What was exciting to me as I was reading the book and listening to Ellen speak, is what the researchers are now discovering about babies and toddlers and how they learn. Most people don’t think to pair the word “competent” with infants, yet, they are competent to begin participating in relationship and learning from their first moments, and the research provides some striking examples of ways we can support even the youngest and most fragile of babies to begin to develop the skills they will need and use for life.
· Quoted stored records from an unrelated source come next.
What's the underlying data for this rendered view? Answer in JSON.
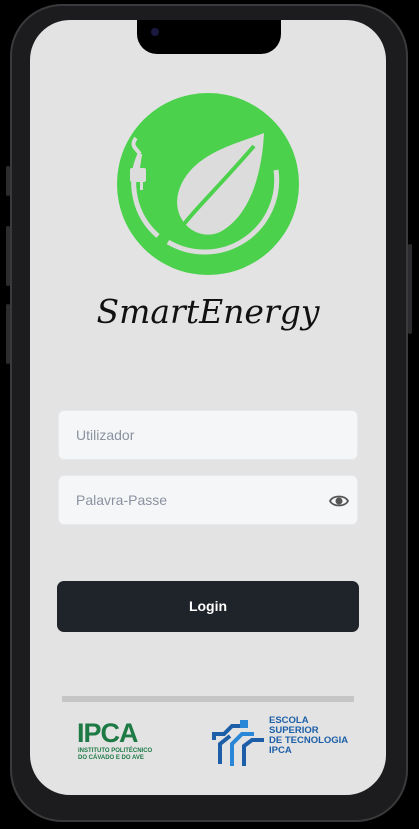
{
  "app": {
    "title": "SmartEnergy"
  },
  "login_form": {
    "username_placeholder": "Utilizador",
    "password_placeholder": "Palavra-Passe",
    "login_label": "Login",
    "password_toggle_icon": "eye-icon"
  },
  "footer": {
    "ipca_logo": {
      "word": "IPCA",
      "line1": "INSTITUTO POLITÉCNICO",
      "line2": "DO CÁVADO E DO AVE"
    },
    "estg_logo": {
      "line1": "ESCOLA",
      "line2": "SUPERIOR",
      "line3": "DE TECNOLOGIA",
      "line4": "IPCA"
    }
  },
  "colors": {
    "logo_green": "#4cd14c",
    "screen_background": "#e3e3e3",
    "button_background": "#1f232a",
    "ipca_green": "#1d7a45",
    "estg_blue": "#1c5fa8"
  },
  "icons": [
    "leaf-plug-icon",
    "eye-icon"
  ]
}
I am especially interested in making connections between the current research and my practice of Magda Gerber’s philosophy of educaring (educaring = teaching while caring).
Particularly fascinating to me, and what I want to highlight in this post and the next, is Heidelise Als’s (of Harvard University) research with preterm infants (born ten to twelve weeks before their due date) in neonatal intensive care units. Als’s work points to the tremendous competence and resilience even the most fragile baby is born with. Ellen shares in her book that her son Philip was born premature, so Als’s research was of particular interest to her, as well. Ellen believes Als’s work has important implications for all children, because it is instructive in how we can work with children to help them to thrive and cope in the face of challenges, becoming stronger in the process.
This short video clip provides a brief interview with Als, highlights how her ideas are benefiting some premature infants, and suggests why her findings might be helpful to all of us interested in helping children to develop their inborn abilities to take on challenges and cope with stress. I invite you to take a moment to watch.
In my next post, I will share more about Als’s discoveries and approach, which she describes as a developmental, relationship based, respectful way to support even the youngest infants to manage their own stress, by encouraging them ”to use the abilities that they are born with for coping and calming down.”
I’ll leave you with this quote from Als, which is where I begin my next post….
“If we can understand the ‘words’ the baby is saying, maybe we can fill in the meaning of the sentence and understand the message.”